+781 In triangle ABC, angle bisectors AD and BE meet at point I. Prove that angle DIB = 90 - angle BCA/2.
What I've got currently is the diagram, and that
Since triangle ABC is a triangle, its angles add up to 180, so angleABC+angle BCA+CAB=180. When we divide this equation by two we get
\(\angle{ABC}+\angle{BCA}+\angle{CAB}=180^\circ\\ \frac{\angle{ABC}}{2}+\frac{\angle{BCA}}{2}+\frac{\angle{CAB}}{2}=90^\circ\).
Then I don't know how to proceed from here...any guiding points or help?
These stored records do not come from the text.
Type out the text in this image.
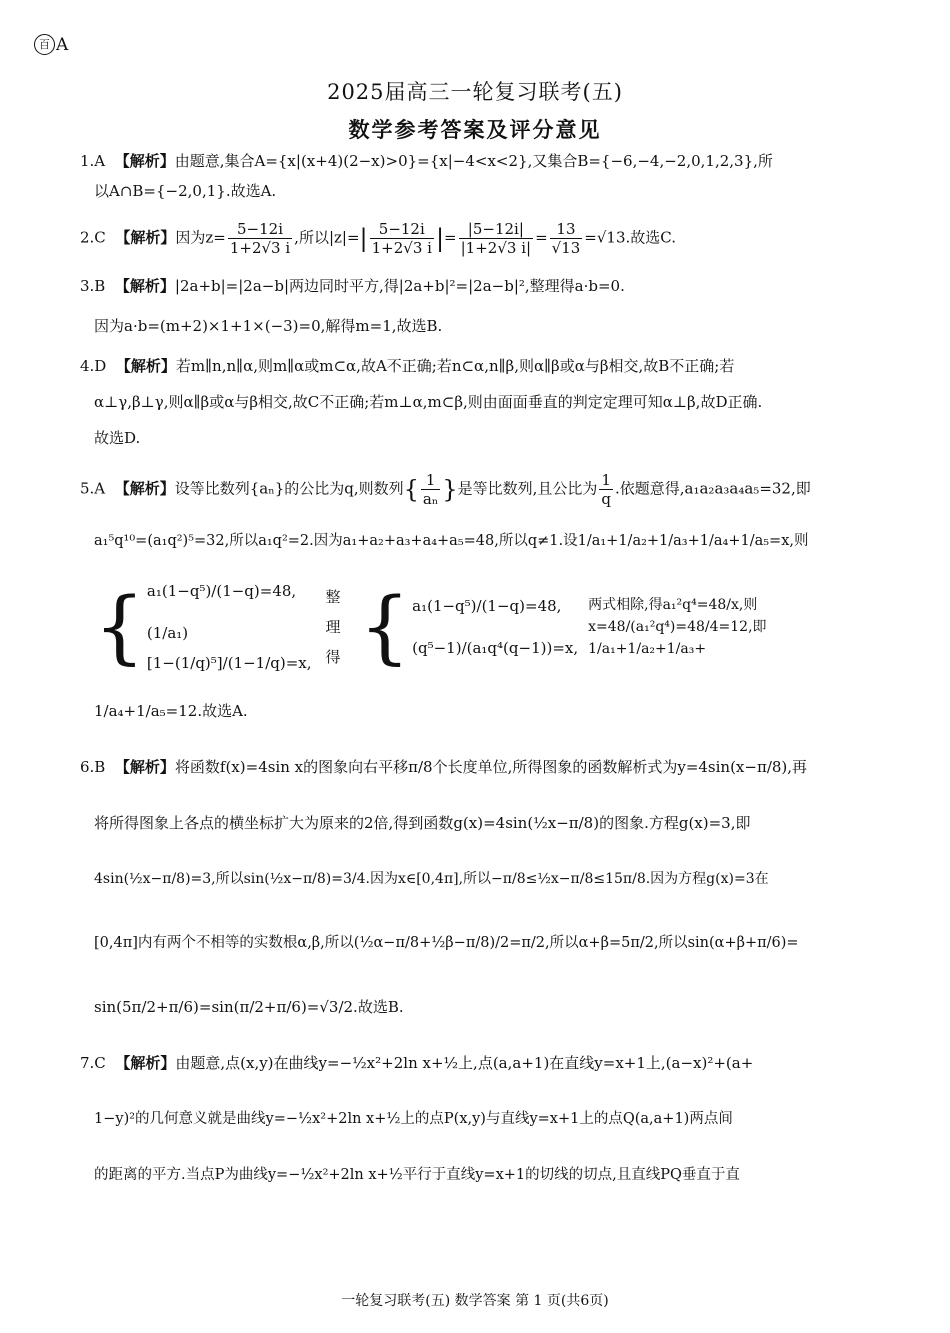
百 A
2025届高三一轮复习联考(五)
数学参考答案及评分意见
1.A 【解析】由题意,集合A={x|(x+4)(2−x)>0}={x|−4<x<2},又集合B={−6,−4,−2,0,1,2,3},所
以A∩B={−2,0,1}.故选A.
2.C 【解析】因为$z= \frac{5-12i}{1+2√3 i}$ ,所以$|z|=| \frac{5-12i}{1+2√3 i}$ |= $\frac{|5-12i|}{|1+2√3 i|} = \frac{13}{√13} =√13$.故选C.
3.B 【解析】|2a+b|=|2a−b|两边同时平方,得|2a+b|²=|2a−b|²,整理得a·b=0.
因为a·b=(m+2)×1+1×(−3)=0,解得m=1,故选B.
4.D 【解析】若m∥n,n∥α,则m∥α或m⊂α,故A不正确;若n⊂α,n∥β,则α∥β或α与β相交,故B不正确;若
α⊥γ,β⊥γ,则α∥β或α与β相交,故C不正确;若m⊥α,m⊂β,则由面面垂直的判定定理可知α⊥β,故D正确.
故选D.
5.A 【解析】设等比数列{aₙ}的公比为q,则数列{ $\frac{1}{\text{aₙ}}$ }是等比数列,且公比为 $\frac{1}{q}$ .依题意得,a₁a₂a₃a₄a₅=32,即
a₁⁵q¹⁰=(a₁q²)⁵=32,所以a₁q²=2.因为a₁+a₂+a₃+a₄+a₅=48,所以q≠1.设1/a₁+1/a₂+1/a₃+1/a₄+1/a₅=x,则
{ a₁(1−q⁵)/(1−q)=48,
(1/a₁)[1−(1/q)⁵]/(1−1/q)=x,
整理得 { a₁(1−q⁵)/(1−q)=48,
(q⁵−1)/(a₁q⁴(q−1))=x,
两式相除,得a₁²q⁴=48/x,则x=48/(a₁²q⁴)=48/4=12,即1/a₁+1/a₂+1/a₃+
1/a₄+1/a₅=12.故选A.
6.B 【解析】将函数f(x)=4sin x的图象向右平移π/8个长度单位,所得图象的函数解析式为y=4sin(x−π/8),再
将所得图象上各点的横坐标扩大为原来的2倍,得到函数g(x)=4sin(½x−π/8)的图象.方程g(x)=3,即
4sin(½x−π/8)=3,所以sin(½x−π/8)=3/4.因为x∈[0,4π],所以−π/8≤½x−π/8≤15π/8.因为方程g(x)=3在
[0,4π]内有两个不相等的实数根α,β,所以(½α−π/8+½β−π/8)/2=π/2,所以α+β=5π/2,所以sin(α+β+π/6)=
sin(5π/2+π/6)=sin(π/2+π/6)=√3/2.故选B.
7.C 【解析】由题意,点(x,y)在曲线y=−½x²+2ln x+½上,点(a,a+1)在直线y=x+1上,(a−x)²+(a+
1−y)²的几何意义就是曲线y=−½x²+2ln x+½上的点P(x,y)与直线y=x+1上的点Q(a,a+1)两点间
的距离的平方.当点P为曲线y=−½x²+2ln x+½平行于直线y=x+1的切线的切点,且直线PQ垂直于直
一轮复习联考(五) 数学答案 第 1 页(共6页)
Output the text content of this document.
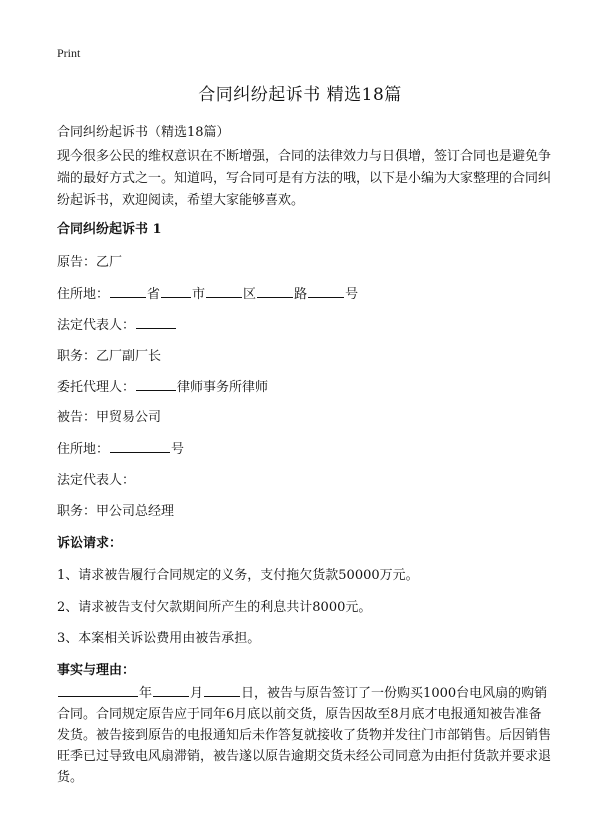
Print
合同纠纷起诉书 精选18篇
合同纠纷起诉书（精选18篇）
现今很多公民的维权意识在不断增强，合同的法律效力与日俱增，签订合同也是避免争端的最好方式之一。知道吗，写合同可是有方法的哦，以下是小编为大家整理的合同纠纷起诉书，欢迎阅读，希望大家能够喜欢。
合同纠纷起诉书 1
原告：乙厂
住所地：	省 市	区	路	号
法定代表人：
职务：乙厂副厂长
委托代理人：	律师事务所律师
被告：甲贸易公司
住所地：	号
法定代表人：
职务：甲公司总经理
诉讼请求：
1、请求被告履行合同规定的义务，支付拖欠货款50000万元。
2、请求被告支付欠款期间所产生的利息共计8000元。
3、本案相关诉讼费用由被告承担。
事实与理由：
年	月	日，被告与原告签订了一份购买1000台电风扇的购销合同。合同规定原告应于同年6月底以前交货，原告因故至8月底才电报通知被告准备发货。被告接到原告的电报通知后未作答复就接收了货物并发往门市部销售。后因销售旺季已过导致电风扇滞销，被告遂以原告逾期交货未经公司同意为由拒付货款并要求退货。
+569 To be honest with you, geometry is not my game, so I will not try. (I am willing to, but it may be wrong anyways.) Instead of having a sloppy answer by me, check out this answer by CPhill, since this problem has been posted before.
CPhill answered very well, and it was quite easy to follow along : https://web2.0calc.com/questions/help-quick-plz_2
+781 I don't quite understand why Cphill chose to rearrange the equation like that though.
+1490 In triangle ABC, angle bisectors AD and BE meet at a point I. Prove that angle DIB = 90 - angle BCA/2.
I'm purposely using a right-angled triangle because it gives me a better overall picture.
Angle ADB = 180º - (90º + 30º) = 60º
Angle DIB = 90º ∠BCA /2 ∠DIB = 90º - 30º/2 = 75º
Look at a triangle BID ∠DIB = 180º - (45º + 60º) = 75º 
( This is one way to prove it...This may not be the answer they're looking for.)
+781 Ah...I see, thank you. I think I prefer this way. But instead of using numbers, using variables would provide an overall proof for any angle degrees values.